Après avoir accepté d’accueillir un radar d’alerte avancé du système antimissile de l’Otan, la Turquie a demandé aux Etats-Unis de déployer sur son sol des drones Predator, après le retrait des forces américaines d’Irak, qui sera effectif à compter du 31 décembre 2011.
Depuis au moins 2007, l’armée américaine partage avec son homologue turque les informations obtenues au cours des vols de ses drones au-dessus du Kurdistan irakien, où le PKK, le mouvement séparatiste kurde, a établi des bases.
Environ 2.000 combattants du PKK ont trouvé refuge au Kurdistan irakien, à partir duquel ils mènent des attaques en territoire turc. Depuis juillet, une quarantaine des membres des forces de sécurité turques ont ainsi été tués, ce qui a poussé Ankara à réagir avec le bombardement, dès la mi-août et pour la première fois depuis un an, de positions rebelles kurdes situées dans le nord de l’Irak.
Selon l’armée turque, environ 260 membres du PKK auraient été « neutralisés » (comprendre tués) au cours de ces frappes aériennes, réalisées en plusieurs vagues. Et d’avertir que ses opérations se poursuivront « si nécessaire ». Et le Premier ministre turc, Recep Tayyip Erdogan, d’annoncer une « nouvelle ère » et de prédire que « ceux qui ne s’écartent pas du terrorisme en paieront le prix ».
Cette intensification des opérations du PKK coïncide avec les évènements qui se déroulent en Syrie, où le régime de Bachar el-Assad réprime durement ses opposants. Cette attitude de Damas a été condamné par les autorités turques. D’où l’hypothèse avancée par le quotidien Milliyet d’un possible soutien syrien aux opérations des rebelles kurdes.
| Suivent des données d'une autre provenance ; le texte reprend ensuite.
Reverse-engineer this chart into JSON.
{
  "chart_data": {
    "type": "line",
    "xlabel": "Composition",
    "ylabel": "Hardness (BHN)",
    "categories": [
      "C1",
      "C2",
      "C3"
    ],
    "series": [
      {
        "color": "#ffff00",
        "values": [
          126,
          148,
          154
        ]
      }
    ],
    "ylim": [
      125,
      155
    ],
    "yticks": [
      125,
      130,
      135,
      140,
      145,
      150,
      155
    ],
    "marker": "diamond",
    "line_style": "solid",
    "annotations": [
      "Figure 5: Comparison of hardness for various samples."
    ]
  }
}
Du côté de Washington, l’aide fournie à Ankara se justifie par le fait que le PKK est considéré comme étant une organisation terroriste. Aussi, les Etats-Unis, alliés traditionnels de la Turquie, par ailleurs membre de l’Otan, ont indiqué qu’ils continueraient à aider l’armée turque dans ses opérations, en lui donnant des renseignements. Dont ceux obtenus par les drones Predator.
Pour autant, d’après les déclarations faites par de hauts responsables militaires américains au Washington Post, la décision de donner une suite positive à la requête d’Ankara pour l’installation d’une base de drones en Turquie n’a pas encore été prise par la Maison Blanche.
Les Etats-Unis craignent en premier lieu d’être entraînés dans un conflit qui n’est pas le leur. Mais d’un autre côté, répondre favorablement à la demande turque permettrait de renforcer leur relation avec la Turquie, à l’heure où Ankara semble prendre ses distances avec l’Occident et s’oppose à Israël au sujet de la situation dans la bande de Gaza, ainsi que de disposer d’une base proche de l’Irak et de l’Iran, où les Predator seraient potentiellement amenés à opérer.
Mais ce n’est pas tant la Maison Blanche que les autorités turques devront convaincre. En effet, bien que les présidents Bush Jr et Obama ont autorisé l’exportation de drones MQ-9 Reaper à destination de la Turquie, le Congrès s’y est toujours opposé.